Managing group expenses can be a messy thing. Pestering your friends and roommates to pay up is a chafe, and creating a joint bank account takes a lot of work and can be far too permanent. But maybe there’s something in the middle. To that end, WePay, a startup that’s trying to make group money management simple, has raised a $1.65 million seed round from August Capital and angels including former Intuit CTO Eric Dunn, as was first reported by Scott Kirsner at Boston.com. The company had participated in the Y Combinator program this summer.
WePay, which is currently in private beta but expects to open up in early 2010, acts like a bank account but in reality is a service built on top of prepaid Visa cards.

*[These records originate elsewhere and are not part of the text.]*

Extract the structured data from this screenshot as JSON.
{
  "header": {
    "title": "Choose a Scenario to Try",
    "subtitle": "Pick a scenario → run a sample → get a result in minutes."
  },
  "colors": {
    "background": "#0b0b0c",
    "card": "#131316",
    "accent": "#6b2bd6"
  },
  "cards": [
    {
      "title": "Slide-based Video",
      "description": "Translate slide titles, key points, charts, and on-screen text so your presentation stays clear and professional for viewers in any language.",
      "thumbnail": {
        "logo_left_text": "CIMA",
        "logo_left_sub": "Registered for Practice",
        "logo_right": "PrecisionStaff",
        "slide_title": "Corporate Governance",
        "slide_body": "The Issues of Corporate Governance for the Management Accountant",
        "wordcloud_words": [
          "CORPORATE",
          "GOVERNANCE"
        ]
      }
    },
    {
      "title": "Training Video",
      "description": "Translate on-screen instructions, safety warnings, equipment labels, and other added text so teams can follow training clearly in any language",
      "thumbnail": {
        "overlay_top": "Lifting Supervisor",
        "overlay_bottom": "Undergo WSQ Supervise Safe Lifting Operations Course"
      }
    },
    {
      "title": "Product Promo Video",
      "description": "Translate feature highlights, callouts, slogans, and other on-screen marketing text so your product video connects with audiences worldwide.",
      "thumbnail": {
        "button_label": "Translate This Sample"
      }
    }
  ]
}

As compared to predecessors like Buxfer and BillMonk, WePay has built a group money management platform that users can actually pay bills with, rather than simply tracking IOUs.
WePay CEO Bill Clerico said the company is trying to make it as easy to set up a WePay account as it is to create a Facebook group or an Evite. Of course, since money is involved, you have to prove who you are by inputting your social security number and other information. Then you can invite new members to your group, who can pay for expenses with credit cards and even paper checks. You (aka the treasurer) then pay for your group expenses (rent, utility bills, what have you) using a debit card, paper check or online transfer.
Clerico said WePay has thousands of beta users and three (soon to be five) employees. The company makes revenue by charging either a 3.5 percent levy on funds transferred or 50 cents per transaction. WePay doesn’t actually hold any money itself, but works with The Bancorp Bank on the backend. Users don’t receive interest on the funds they store in their accounts.